Our specialties > Access – Parenting Time
Access -
Parenting Time
Access is now known as “parenting time” under the new Divorce Act changes of March 2021. “Parenting time” promotes the concept that the parent who lives outside the children’s home is not just a visiting “fun time” parent: that parent often continues to play a critical role in their children’s lives long after separation or divorce.
In any family dynamic, children are the priority. Their physical needs are important. So is their emotional well-being. Their relationship with each of their parents nurtures bonds that are critical to that child’s positive social and emotional development.
This is why in Ontario, the courts do their best to ensure that the parent-child relationship remains even after the relationship between parents has broken down. This maybe true even if there are safety concerns for the children. Your children’s safety requires thinking about the potential abuse they may be exposed to and also considers whether the parenting time is conducive to the child’s positive development.
Access or parenting time is your children’s right to have time to bond with the parent who lives outside their home. This can be one of the most challenging areas of family life after a separation or divorce.
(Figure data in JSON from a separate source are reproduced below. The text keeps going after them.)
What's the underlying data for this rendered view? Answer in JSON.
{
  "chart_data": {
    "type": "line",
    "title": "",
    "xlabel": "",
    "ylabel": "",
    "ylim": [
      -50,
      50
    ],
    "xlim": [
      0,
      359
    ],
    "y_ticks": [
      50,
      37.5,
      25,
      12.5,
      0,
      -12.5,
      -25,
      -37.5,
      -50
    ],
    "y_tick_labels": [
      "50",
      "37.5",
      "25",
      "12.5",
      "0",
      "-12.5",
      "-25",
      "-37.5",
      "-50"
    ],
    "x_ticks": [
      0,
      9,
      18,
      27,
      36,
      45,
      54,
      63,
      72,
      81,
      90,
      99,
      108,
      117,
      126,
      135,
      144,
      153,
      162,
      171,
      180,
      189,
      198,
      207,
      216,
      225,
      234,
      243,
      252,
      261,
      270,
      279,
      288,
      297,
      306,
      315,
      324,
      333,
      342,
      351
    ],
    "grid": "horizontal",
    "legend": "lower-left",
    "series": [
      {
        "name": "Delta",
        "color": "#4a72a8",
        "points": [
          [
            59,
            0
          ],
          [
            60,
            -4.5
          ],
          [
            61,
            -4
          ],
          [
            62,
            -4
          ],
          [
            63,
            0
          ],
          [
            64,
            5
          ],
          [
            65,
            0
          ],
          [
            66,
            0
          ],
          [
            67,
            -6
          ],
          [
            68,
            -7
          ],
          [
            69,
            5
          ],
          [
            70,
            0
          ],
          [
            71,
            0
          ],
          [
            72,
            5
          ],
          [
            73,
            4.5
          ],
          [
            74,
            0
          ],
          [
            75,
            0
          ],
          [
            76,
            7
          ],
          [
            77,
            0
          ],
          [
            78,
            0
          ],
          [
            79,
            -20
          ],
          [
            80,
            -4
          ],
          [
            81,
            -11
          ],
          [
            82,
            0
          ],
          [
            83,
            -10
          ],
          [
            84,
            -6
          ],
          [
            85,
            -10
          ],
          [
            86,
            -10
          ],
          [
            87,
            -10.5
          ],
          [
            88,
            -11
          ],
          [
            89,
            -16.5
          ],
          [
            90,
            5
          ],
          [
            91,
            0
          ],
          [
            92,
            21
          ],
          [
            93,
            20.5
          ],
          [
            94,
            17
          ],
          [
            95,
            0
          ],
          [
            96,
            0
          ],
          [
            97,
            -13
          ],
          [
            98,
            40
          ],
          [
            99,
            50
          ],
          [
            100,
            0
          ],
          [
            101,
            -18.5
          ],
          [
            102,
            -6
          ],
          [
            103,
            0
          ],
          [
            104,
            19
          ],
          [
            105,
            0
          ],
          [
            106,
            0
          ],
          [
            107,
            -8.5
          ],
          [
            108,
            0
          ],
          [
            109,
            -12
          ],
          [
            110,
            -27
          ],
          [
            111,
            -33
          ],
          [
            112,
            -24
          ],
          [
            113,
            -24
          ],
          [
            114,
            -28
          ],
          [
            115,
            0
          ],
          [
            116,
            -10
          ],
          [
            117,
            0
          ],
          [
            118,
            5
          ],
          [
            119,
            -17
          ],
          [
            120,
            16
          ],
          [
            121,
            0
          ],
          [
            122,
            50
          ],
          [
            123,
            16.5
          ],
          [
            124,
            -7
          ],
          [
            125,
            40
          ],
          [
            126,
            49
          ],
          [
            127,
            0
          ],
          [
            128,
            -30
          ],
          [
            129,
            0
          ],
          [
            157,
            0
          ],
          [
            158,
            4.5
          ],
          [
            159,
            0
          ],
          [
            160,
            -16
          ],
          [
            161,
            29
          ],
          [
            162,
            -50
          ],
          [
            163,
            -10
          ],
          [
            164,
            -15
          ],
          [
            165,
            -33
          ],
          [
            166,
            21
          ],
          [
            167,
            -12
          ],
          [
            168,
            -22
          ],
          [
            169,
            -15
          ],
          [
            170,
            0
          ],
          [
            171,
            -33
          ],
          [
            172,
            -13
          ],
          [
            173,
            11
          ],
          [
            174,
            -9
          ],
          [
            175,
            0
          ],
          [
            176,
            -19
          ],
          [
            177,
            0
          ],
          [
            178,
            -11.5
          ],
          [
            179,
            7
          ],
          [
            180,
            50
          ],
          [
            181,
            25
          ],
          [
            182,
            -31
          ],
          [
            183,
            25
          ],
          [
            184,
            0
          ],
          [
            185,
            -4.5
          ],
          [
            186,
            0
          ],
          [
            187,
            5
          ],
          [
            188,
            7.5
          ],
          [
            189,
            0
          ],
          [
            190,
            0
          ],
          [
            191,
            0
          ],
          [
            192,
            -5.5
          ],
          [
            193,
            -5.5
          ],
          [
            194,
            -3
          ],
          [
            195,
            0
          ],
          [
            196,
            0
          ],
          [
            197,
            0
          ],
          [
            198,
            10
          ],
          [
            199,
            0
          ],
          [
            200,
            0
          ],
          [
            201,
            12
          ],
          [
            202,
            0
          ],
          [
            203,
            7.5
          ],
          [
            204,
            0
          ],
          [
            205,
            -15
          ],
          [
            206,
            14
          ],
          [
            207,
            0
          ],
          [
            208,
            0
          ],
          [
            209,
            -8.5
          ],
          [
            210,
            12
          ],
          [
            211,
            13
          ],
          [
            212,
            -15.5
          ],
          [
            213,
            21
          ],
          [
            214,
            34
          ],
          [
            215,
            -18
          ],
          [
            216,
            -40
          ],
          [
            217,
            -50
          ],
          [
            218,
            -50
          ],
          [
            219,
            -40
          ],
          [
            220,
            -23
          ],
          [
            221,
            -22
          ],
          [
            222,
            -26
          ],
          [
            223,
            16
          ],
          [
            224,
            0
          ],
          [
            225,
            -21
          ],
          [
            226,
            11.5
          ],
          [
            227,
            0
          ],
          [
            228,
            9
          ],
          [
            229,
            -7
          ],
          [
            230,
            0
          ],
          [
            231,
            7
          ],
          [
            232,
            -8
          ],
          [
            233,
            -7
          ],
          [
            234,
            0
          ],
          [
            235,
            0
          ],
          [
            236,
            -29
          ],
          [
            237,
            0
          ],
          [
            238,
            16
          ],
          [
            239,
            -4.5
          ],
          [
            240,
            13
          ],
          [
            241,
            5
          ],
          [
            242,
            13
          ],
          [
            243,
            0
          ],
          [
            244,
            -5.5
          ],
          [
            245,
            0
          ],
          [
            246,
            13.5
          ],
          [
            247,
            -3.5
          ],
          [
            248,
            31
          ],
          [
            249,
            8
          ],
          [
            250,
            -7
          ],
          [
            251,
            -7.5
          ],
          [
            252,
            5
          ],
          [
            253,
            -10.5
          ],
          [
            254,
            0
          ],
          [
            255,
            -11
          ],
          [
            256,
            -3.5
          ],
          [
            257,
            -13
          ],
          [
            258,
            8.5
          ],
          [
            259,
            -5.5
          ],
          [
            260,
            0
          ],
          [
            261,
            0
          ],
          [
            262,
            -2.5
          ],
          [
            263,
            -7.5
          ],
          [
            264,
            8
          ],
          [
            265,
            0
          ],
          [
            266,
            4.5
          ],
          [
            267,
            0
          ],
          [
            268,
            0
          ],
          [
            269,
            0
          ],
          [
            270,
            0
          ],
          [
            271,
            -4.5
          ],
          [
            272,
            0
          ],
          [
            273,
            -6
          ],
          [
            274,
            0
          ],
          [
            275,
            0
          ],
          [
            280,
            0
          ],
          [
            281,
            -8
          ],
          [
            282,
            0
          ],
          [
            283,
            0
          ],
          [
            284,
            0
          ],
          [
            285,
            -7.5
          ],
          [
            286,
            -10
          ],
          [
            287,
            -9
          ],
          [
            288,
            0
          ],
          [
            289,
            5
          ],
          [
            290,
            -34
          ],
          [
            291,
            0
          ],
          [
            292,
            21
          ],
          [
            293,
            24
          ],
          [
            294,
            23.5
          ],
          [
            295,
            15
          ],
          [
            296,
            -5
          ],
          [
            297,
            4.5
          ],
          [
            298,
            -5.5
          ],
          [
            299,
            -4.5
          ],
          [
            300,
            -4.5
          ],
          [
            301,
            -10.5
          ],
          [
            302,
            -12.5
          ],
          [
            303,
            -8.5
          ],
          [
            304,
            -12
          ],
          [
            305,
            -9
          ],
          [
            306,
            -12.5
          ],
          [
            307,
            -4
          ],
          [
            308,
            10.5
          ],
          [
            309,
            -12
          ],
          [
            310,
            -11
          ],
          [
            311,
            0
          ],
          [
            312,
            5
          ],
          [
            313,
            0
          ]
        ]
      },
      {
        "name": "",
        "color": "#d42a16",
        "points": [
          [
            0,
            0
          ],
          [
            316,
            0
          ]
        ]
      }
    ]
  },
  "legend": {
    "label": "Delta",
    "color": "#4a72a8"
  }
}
Depending on the reasons for the separation, many complications may arise.
handling difficult situations
Parents sometimes use their children to make demands of, or to control their ex-partners, creating high tension that often negatively affects the children. Where abuse is present or possible, a parent may seek specific directions in the order for parenting time to enhance their own and the children’s safety.
Sterling Law is experienced in mediating, negotiating and litigating the how, when and where of access that frustrates so many parents. We are here to advocate for your rights and the rights of your children that enable them to thrive emotionally and physically while giving you a sense of security in knowing that you have the support of the legal system.
FAQ
“Decision-making responsibility” refers to a parent’s authority to make decisions about the child such as educational decisions, non-emergency medical decisions, religious decisions, and extracurricular activity decisions. The non-decision-making parent does not have the right to make or be involved in making choices affecting the child’s welfare and development, even if they have parenting time with the child. If an emergency arises or when the decision-making parent is unavailable, a non-decision-making parent may exercise some restricted decision-making authority.
“Parenting time” has replaced the word “access”; think visiting with the child as distinct from making decisions concerning the child. “Parenting time” refers to a child’s right to visit with or be visited by their parents. Recall that the test is “in the best interests of the child.” Parents often confuse this concept thinking and saying, to the annoyance of many judges, that it is their right to see their child. This is inaccurate: the right belongs to the child to see, know and bond with their non-residential parent so as to develop a balanced relationship with both parents.
Parenting time also includes the parent’s right to inquire about and receive information about the child’s health, education, and welfare from the parent with decision making responsibility or from the children’s third-party caregivers and supporters.